According to the U.S. Census Bureau, about 2.6 million Americans identify as transgender, meaning their gender identity is different from the sex assigned to them at birth.
When transgender people seek medical therapy, they most commonly receive gender-affirming hormone therapy, which involves taking hormones to develop physical characteristics that better match their gender identity. Feminizing hormone therapy can trigger the development of breasts, help redistribute body fat to the hips and thighs, and lead to thinning of facial and body hair. Masculinizing hormone therapy can lead to a deeper voice, the redistribution of body fat away from hips and thighs, increased body and facial hair, increased muscle mass, and changes to the menstrual cycle.
While hormone therapy most obviously impacts physical traits, research shows it has significant effects on psychological and social well-being.
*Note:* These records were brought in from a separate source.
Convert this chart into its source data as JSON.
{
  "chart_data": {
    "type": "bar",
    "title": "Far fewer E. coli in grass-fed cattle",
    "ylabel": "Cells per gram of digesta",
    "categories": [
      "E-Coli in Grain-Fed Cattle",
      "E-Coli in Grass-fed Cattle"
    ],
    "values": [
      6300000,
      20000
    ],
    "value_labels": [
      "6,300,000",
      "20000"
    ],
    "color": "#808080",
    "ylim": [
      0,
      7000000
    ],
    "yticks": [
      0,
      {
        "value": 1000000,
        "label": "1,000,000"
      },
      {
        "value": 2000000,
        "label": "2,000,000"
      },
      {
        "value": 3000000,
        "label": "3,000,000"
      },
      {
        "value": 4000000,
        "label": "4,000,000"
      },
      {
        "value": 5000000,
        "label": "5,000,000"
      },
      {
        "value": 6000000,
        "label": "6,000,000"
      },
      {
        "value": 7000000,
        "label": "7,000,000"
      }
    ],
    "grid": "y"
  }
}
A systematic review published this year in the journal Nature Human Behavior takes a comprehensive look at the psychosocial effects of gender-affirming hormone therapy. This is the first systematic review of its kind, and it’s especially important because data show that people who are transgender experience mental health problems – including depression, anxiety, and social isolation – at much higher rates compared to the general population.
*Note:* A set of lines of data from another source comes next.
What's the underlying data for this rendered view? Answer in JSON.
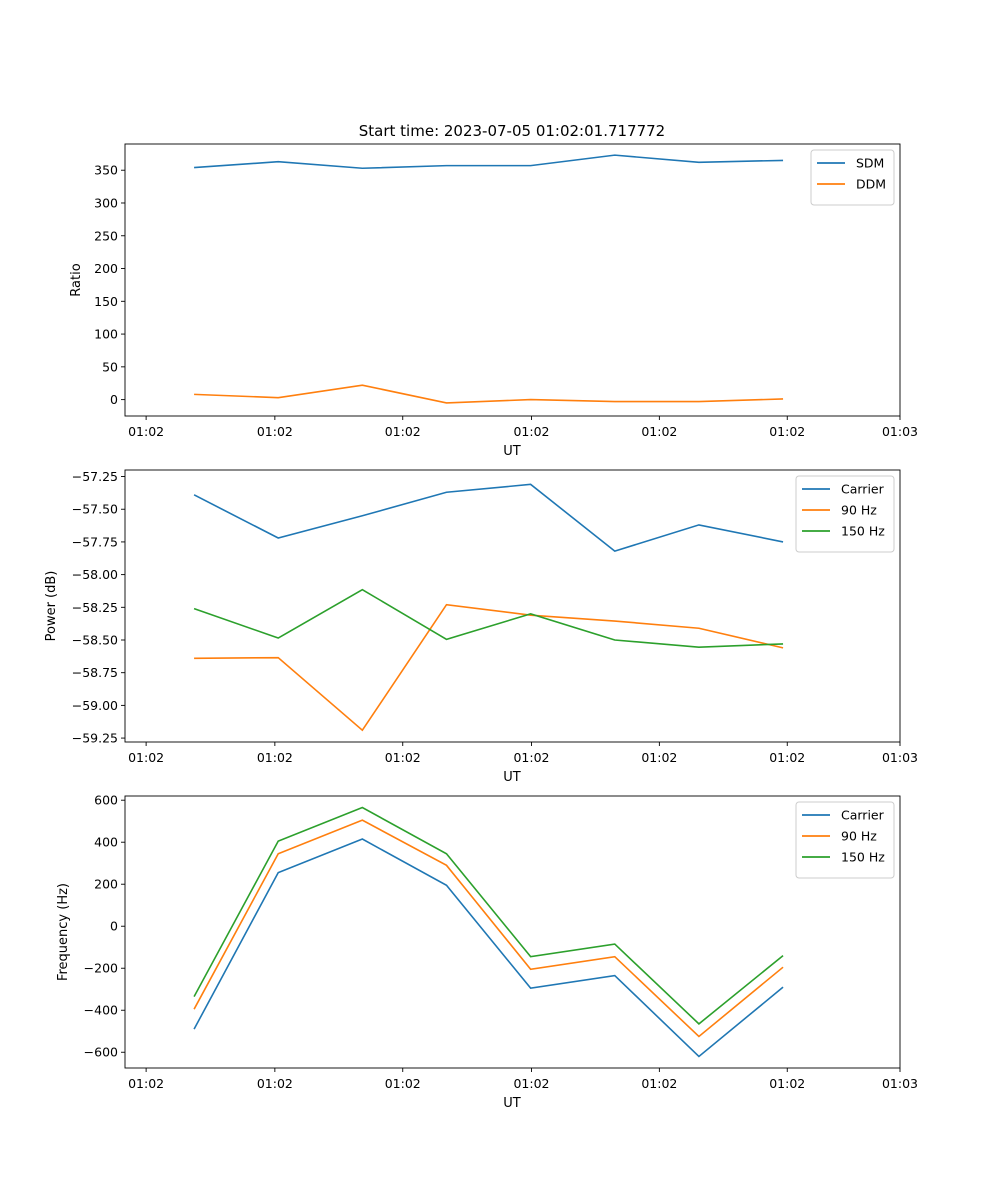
{
  "figure": {
    "title": "Start time: 2023-07-05 01:02:01.717772"
  },
  "chart_data": [
    {
      "type": "line",
      "xlabel": "UT",
      "ylabel": "Ratio",
      "x": [
        1,
        2,
        3,
        4,
        5,
        6,
        7,
        8
      ],
      "xlim": [
        0.179,
        9.39
      ],
      "xticks": [
        0.43,
        1.96,
        3.48,
        5.01,
        6.53,
        8.05,
        9.39
      ],
      "xtick_labels": [
        "01:02",
        "01:02",
        "01:02",
        "01:02",
        "01:02",
        "01:02",
        "01:03"
      ],
      "ylim": [
        -25,
        390
      ],
      "yticks": [
        0,
        50,
        100,
        150,
        200,
        250,
        300,
        350
      ],
      "ytick_labels": [
        "0",
        "50",
        "100",
        "150",
        "200",
        "250",
        "300",
        "350"
      ],
      "legend_position": "top-right",
      "series": [
        {
          "name": "SDM",
          "color": "#1f77b4",
          "values": [
            354,
            363,
            353,
            357,
            357,
            373,
            362,
            365
          ]
        },
        {
          "name": "DDM",
          "color": "#ff7f0e",
          "values": [
            8,
            3,
            22,
            -5,
            0,
            -3,
            -3,
            1
          ]
        }
      ]
    },
    {
      "type": "line",
      "xlabel": "UT",
      "ylabel": "Power (dB)",
      "x": [
        1,
        2,
        3,
        4,
        5,
        6,
        7,
        8
      ],
      "xlim": [
        0.179,
        9.39
      ],
      "xticks": [
        0.43,
        1.96,
        3.48,
        5.01,
        6.53,
        8.05,
        9.39
      ],
      "xtick_labels": [
        "01:02",
        "01:02",
        "01:02",
        "01:02",
        "01:02",
        "01:02",
        "01:03"
      ],
      "ylim": [
        -59.28,
        -57.2
      ],
      "yticks": [
        -57.25,
        -57.5,
        -57.75,
        -58.0,
        -58.25,
        -58.5,
        -58.75,
        -59.0,
        -59.25
      ],
      "ytick_labels": [
        "−57.25",
        "−57.50",
        "−57.75",
        "−58.00",
        "−58.25",
        "−58.50",
        "−58.75",
        "−59.00",
        "−59.25"
      ],
      "legend_position": "top-right",
      "series": [
        {
          "name": "Carrier",
          "color": "#1f77b4",
          "values": [
            -57.39,
            -57.72,
            -57.55,
            -57.37,
            -57.31,
            -57.82,
            -57.62,
            -57.75
          ]
        },
        {
          "name": "90 Hz",
          "color": "#ff7f0e",
          "values": [
            -58.64,
            -58.635,
            -59.19,
            -58.23,
            -58.31,
            -58.355,
            -58.41,
            -58.56
          ]
        },
        {
          "name": "150 Hz",
          "color": "#2ca02c",
          "values": [
            -58.26,
            -58.485,
            -58.115,
            -58.495,
            -58.3,
            -58.5,
            -58.555,
            -58.53
          ]
        }
      ]
    },
    {
      "type": "line",
      "xlabel": "UT",
      "ylabel": "Frequency (Hz)",
      "x": [
        1,
        2,
        3,
        4,
        5,
        6,
        7,
        8
      ],
      "xlim": [
        0.179,
        9.39
      ],
      "xticks": [
        0.43,
        1.96,
        3.48,
        5.01,
        6.53,
        8.05,
        9.39
      ],
      "xtick_labels": [
        "01:02",
        "01:02",
        "01:02",
        "01:02",
        "01:02",
        "01:02",
        "01:03"
      ],
      "ylim": [
        -675,
        620
      ],
      "yticks": [
        -600,
        -400,
        -200,
        0,
        200,
        400,
        600
      ],
      "ytick_labels": [
        "−600",
        "−400",
        "−200",
        "0",
        "200",
        "400",
        "600"
      ],
      "legend_position": "top-right",
      "series": [
        {
          "name": "Carrier",
          "color": "#1f77b4",
          "values": [
            -490,
            255,
            415,
            195,
            -295,
            -235,
            -620,
            -290
          ]
        },
        {
          "name": "90 Hz",
          "color": "#ff7f0e",
          "values": [
            -395,
            345,
            505,
            290,
            -205,
            -145,
            -525,
            -195
          ]
        },
        {
          "name": "150 Hz",
          "color": "#2ca02c",
          "values": [
            -335,
            405,
            565,
            345,
            -145,
            -85,
            -465,
            -140
          ]
        }
      ]
    }
  ]
}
The review – conducted by researchers at Amsterdam University Medical Centers and the University of Exeter – pulls together data from 46 journal articles. The studies were based on interviews, comparisons of people who took hormones and those who did not, and analyses of those taking hormone therapy over longer periods of time.
The report clearly demonstrates that gender-affirming hormone therapy reduces depressive symptoms and psychological distress in transgender people. The report also found that gender-affirming hormone therapy helps transgender people in key areas of psychosocial functioning, namely self-control and trust.
After reviewing the body of evidence, researchers noted that hormone therapy most often leads to reductions in distress among people who are transgender, rather than increases in positive emotional states. That is, it is more likely to alleviate feelings of depression, sadness, and isolation rather than promote positive feelings.
The research does not provide a clear picture about whether the benefits of hormone therapy result from chemical changes in the brain or from improved body image and autonomy in appearance – or both.
There is some evidence that gender-affirming hormone therapy improves quality of life, but those results are complicated by emotional changes that occur during therapy. In many studies, participants taking masculinizing hormone therapy experienced dampened emotions. At the same time, participants taking feminizing hormone therapy reported more mood swings, emotional imbalances, and increased emotional expressiveness. The research does not paint of clear picture of how existing gender stereotypes affect people taking gender-affirming hormone therapy. But researchers do know that these variables factor into participants’ reports on their overall quality of life.
While the systematic review pointed to some strong conclusions, the report also highlights many gaps in the research on gender-affirming hormone therapy: it is difficult to identify adequate control groups for randomized, controlled studies; study sizes tend to be small; and the studies involve transgender people who volunteer to participate, which could skew results.
The take-home message? Despite the gaps in the research, the evidence is clear: Gender-affirming hormone therapy reduces depressive symptoms and results in improved psychosocial functioning for transgender people.